How should brands be thinking about Blab? Is it just a flash in the pan? Or a sea change in communications?
What Blab is
Blab's new, easy, fun, free, completely interactive and on 24/7. Its creators -- from Chief Tecnology Officer Furqan Rydhan to Community Manager Brittany Metz -- are there (they don't seem to sleep) and they update features in real time. And, oh yes, the immediacy of Blab is addicting.
Here's the step-by-step guide to using Blab, which is essentially plug and play.
Right now, the average time being spent on Blabs, according to its CEO, Shaan Puri, is 64 minutes -- making it a close competitor to TV and Netflix. That is mind-boggling, given our short and fractured attention span, which is said to lag behind that of a goldfish.

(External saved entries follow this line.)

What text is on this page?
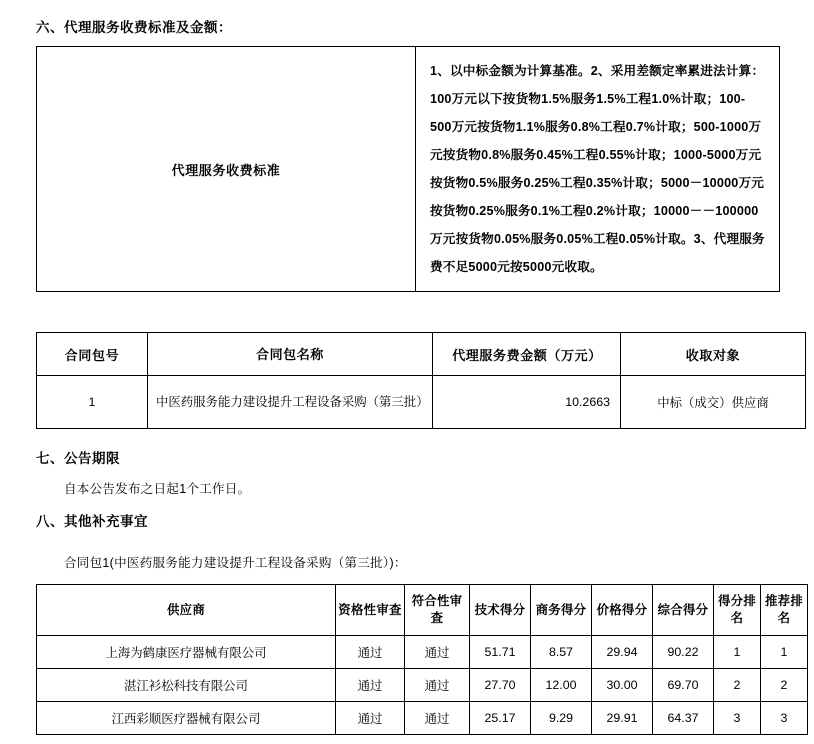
六、代理服务收费标准及金额：
代理服务收费标准	1、以中标金额为计算基准。2、采用差额定率累进法计算：100万元以下按货物1.5%服务1.5%工程1.0%计取；100-500万元按货物1.1%服务0.8%工程0.7%计取；500-1000万元按货物0.8%服务0.45%工程0.55%计取；1000-5000万元按货物0.5%服务0.25%工程0.35%计取；5000－10000万元按货物0.25%服务0.1%工程0.2%计取；10000－－100000万元按货物0.05%服务0.05%工程0.05%计取。3、代理服务费不足5000元按5000元收取。
合同包号	合同包名称	代理服务费金额（万元）	收取对象
1	中医药服务能力建设提升工程设备采购（第三批）	10.2663	中标（成交）供应商
七、公告期限
自本公告发布之日起1个工作日。
八、其他补充事宜
合同包1(中医药服务能力建设提升工程设备采购（第三批）)：
供应商	资格性审查	符合性审查	技术得分	商务得分	价格得分	综合得分	得分排名	推荐排名
上海为鹤康医疗器械有限公司	通过	通过	51.71	8.57	29.94	90.22	1	1
湛江衫松科技有限公司	通过	通过	27.70	12.00	30.00	69.70	2	2
江西彩顺医疗器械有限公司	通过	通过	25.17	9.29	29.91	64.37	3	3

Among those who drop into Blabs are Spencer Pratt and Heidi Montag from "The Hills," Al Jazeera, T-Mobile CEO John Legere, and people from all walks of life who sometimes end up getting on airplanes to meet in real life.
Blab is social-media city. There's already a Blabaholics group on Facebook, and a Blab Rehab Show for addicts. And here's a collection of tweets from fans who love Blab.
Where did Blab come from?
Blab has a bit of a complicated heritage. It was incubated at Monkey Inferno, a San Francisco-based incubator which has since been dissolved. Blab's co-founder and main investor is Michael Birch, who created Bebo, a messaging app that was sold to AOL in 2008 for $850 million.

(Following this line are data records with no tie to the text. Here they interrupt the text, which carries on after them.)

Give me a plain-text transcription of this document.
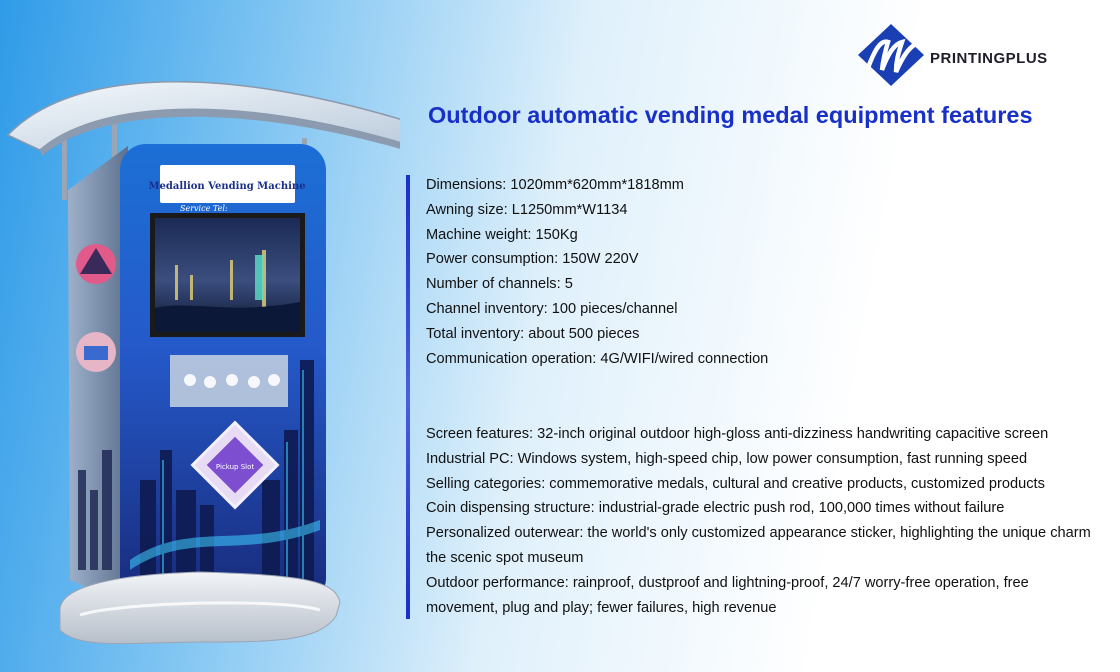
PRINTINGPLUS
Outdoor automatic vending medal equipment features
Dimensions: 1020mm*620mm*1818mm
Awning size: L1250mm*W1134
Machine weight: 150Kg
Power consumption: 150W 220V
Number of channels: 5
Channel inventory: 100 pieces/channel
Total inventory: about 500 pieces
Communication operation: 4G/WIFI/wired connection
Screen features: 32-inch original outdoor high-gloss anti-dizziness handwriting capacitive screen
Industrial PC: Windows system, high-speed chip, low power consumption, fast running speed
Selling categories: commemorative medals, cultural and creative products, customized products
Coin dispensing structure: industrial-grade electric push rod, 100,000 times without failure
Personalized outerwear: the world's only customized appearance sticker, highlighting the unique charm the scenic spot museum
Outdoor performance: rainproof, dustproof and lightning-proof, 24/7 worry-free operation, free movement, plug and play; fewer failures, high revenue
Medallion Vending Machine
Service Tel:
Pickup Slot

Birch bought Bebo in 2013 for $1 billion and created Monkey Inferno with the same team that built Bebo, including CEO Shaan Puri. Blab spun off as its own company in January 2015, with Birch as its main investor and Puri as CEO. "That kind of financial security means we're a fast-paced but low-stress workplace," says Puri. "When we saw the way Blab was taking off, and saw the potential of the project, we doubled down to focus entirely on Blab," he explains. The beta of Blab launched in April.
What's Blab's business model?
None, so far. The goal, says Puri, is to build the audience to the point where it becomes possible to make money. Brands, he says, are usually late to the party. When they see that you have people's attention, they take a closer look.
There is, without a doubt, a bit of mania on the platform. But many think that frenzy is just beginning.
"We just make the tool," Puri says. "The people make the products."
Frankly, I think brands that jump into Blab in these early days will be rewarded with the attention of audiences they cannot reach on other platforms. The key is creating content with authenticity and value. Blab is no place for PR-speak.
How can brands use Blab?
There already are Blab shows with substantial audiences about everything from cooking to legal advice. Brands should care because Blab is growing at breakneck speed, with top Blabs attracting thousands of viewers.
Brands should consider Blab for:
- Holding town halls with executives taking questions from the community
- Running contests
- Holding career days for students to ask questions about working for the company
- Featuring talks by your experts
- Sponsoring live events
- Launching and "unboxing" new products
- Demonstrating support for charities -- already money has been raised for clean water and NoKidHungry
- Conducting product training sessions
- Doing live reporting from conferences and shows
- Creating blog posts, pins, Instagram photos, tweets, video trailers and graphics from points made in Blabs
What's the bottom line on Blab?
In the end, Blab's eventual success is going to be about good guests, good topics and shorter segments. And those are the very things that create opportunities for brands.
If your brand isn't Blabbing, it should consider jumping in.